И он пасует. - Правильно, какие мы есть, такие и есть, ведь так? - Он ласково целует ее, словно утешая ребенка. - Отдохнуть тебе нужно, мама, и подольше. Ты совсем замоталась. - И спешит улизнуть в контору.
Там его ждет работа, и работа эта ему по душе: конфликты между подотделами, несовместимые требования из министерства и от управляющих, изложенные на молчащей бумаге, которая ждет его оценки, а сама не возражает и не впадает в крайности.
Табита заботит его. Он думает: "Несчастная женщина, как же она себя мучает", и одновременно что-то кажется ему бесконечно забавным. Поймав себя на том, что улыбается над длинным письмом по поводу какого-то хомутика, он задумывается - что же тут смешного? Оказывается, он улыбался мысли: "А ведь она, вероятно, права: я существо совершенно невыносимое".

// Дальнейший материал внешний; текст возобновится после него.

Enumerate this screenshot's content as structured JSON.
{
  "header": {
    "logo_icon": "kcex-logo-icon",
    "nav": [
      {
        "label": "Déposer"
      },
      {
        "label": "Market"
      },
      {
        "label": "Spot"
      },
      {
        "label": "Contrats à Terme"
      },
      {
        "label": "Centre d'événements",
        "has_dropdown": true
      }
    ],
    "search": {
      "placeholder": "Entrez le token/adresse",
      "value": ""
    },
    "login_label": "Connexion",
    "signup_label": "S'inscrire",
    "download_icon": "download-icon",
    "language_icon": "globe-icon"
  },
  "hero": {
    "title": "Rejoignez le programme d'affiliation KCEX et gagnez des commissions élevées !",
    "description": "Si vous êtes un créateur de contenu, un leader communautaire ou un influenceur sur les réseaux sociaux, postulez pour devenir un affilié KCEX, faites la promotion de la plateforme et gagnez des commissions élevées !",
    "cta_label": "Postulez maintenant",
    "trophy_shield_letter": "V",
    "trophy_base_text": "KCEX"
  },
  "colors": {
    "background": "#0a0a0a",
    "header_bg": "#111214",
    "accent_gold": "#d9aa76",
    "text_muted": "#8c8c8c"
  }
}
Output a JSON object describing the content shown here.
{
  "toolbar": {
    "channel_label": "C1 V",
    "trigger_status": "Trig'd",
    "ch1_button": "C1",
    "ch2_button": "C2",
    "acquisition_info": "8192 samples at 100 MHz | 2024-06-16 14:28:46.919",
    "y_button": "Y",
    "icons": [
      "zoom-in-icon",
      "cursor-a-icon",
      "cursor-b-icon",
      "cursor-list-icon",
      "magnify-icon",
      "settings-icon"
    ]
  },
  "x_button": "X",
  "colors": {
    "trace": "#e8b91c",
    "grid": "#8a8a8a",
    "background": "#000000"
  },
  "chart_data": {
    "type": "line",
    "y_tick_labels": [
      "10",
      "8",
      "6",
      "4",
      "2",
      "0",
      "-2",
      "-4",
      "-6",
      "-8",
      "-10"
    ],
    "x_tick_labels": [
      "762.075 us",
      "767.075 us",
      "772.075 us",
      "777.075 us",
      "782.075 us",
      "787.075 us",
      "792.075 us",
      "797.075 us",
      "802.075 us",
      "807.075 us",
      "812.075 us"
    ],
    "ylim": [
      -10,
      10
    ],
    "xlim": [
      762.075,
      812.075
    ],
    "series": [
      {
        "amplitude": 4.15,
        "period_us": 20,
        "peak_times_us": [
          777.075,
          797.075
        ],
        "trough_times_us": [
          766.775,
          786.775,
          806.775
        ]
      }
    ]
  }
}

Он наскоро заканчивает отчет о хомутике. Никаких выводов в нем не содержится. Но если б и содержались, Голлан наверняка решил бы наоборот.
79
Такой работы хоть отбавляй. План весеннего прорыва сдвинул все сроки. Армия требует еще и еще орудий, транспорта, снарядов, танков. Инженеры у Голлана работают как каторжные. Джон занят подготовкой к строительству нового завода, под который уйдет еще двадцать акров парка.
Но прорыв осуществляют немцы. В марте их войска достигают Амьена и грозят отрезать англичан от французов. Война, похоже, проиграна; но никто не предается отчаянию, потому что все скованы стоическим равнодушием или задыхаются от нескончаемой работы.
Голлан давно перестал читать газеты, и весть об этом последнем несчастье ему сообщает, надрывая голос, одна из секретарш. Он только прищуривается на минуту, как бы говоря: "опять наломали дров", и тут же сует Джону связку бумаг. - Вот полюбуйся, письма насчет походных котелков. Еще одна буря в стакане воды.
- Вы их прочли? - кричит Джон.
- Нет, не прочел. Ты мне дай лишних двенадцать часов в сутки, тогда, может быть, прочту. А может, и нет.
- Котелки и правда, видимо, непомерно дороги. Можно понять, что Казначейство недовольно.
- Еще бы не дороги. Когда работают в спешке, да без уменья, да материал не тот, всегда получается дорого. Ты мне скажи, они лучше, чем ничего? Вот что важно.
- Но ведь был другой образец. В министерстве, видимо, считают...
- У министерства всегда полно новых образцов. Им там проходу не дают всякие эксперты, да психопаты, да мошенники. Если б я слушался министерства, армии нечем было бы стрелять, и нечего есть, и носить нечего, кроме исписанной бумаги.
Но Джона и Смита беспокоит эта история с походными котелками, беспокоит положение Голлана в целом. Уже были запросы в палате общин. С каждым днем усиливается агитация против правительства, против всех власть имущих. Каждое утро Табита вскрывает письма, начиненные такой злобой и ненавистью, что ощущаются как удары хлыстом.
"Из-за этой вашей войны я потеряла двух сыновей, все, что у меня было на свете, а вы, капиталисты, наживаете на бедняках миллионы".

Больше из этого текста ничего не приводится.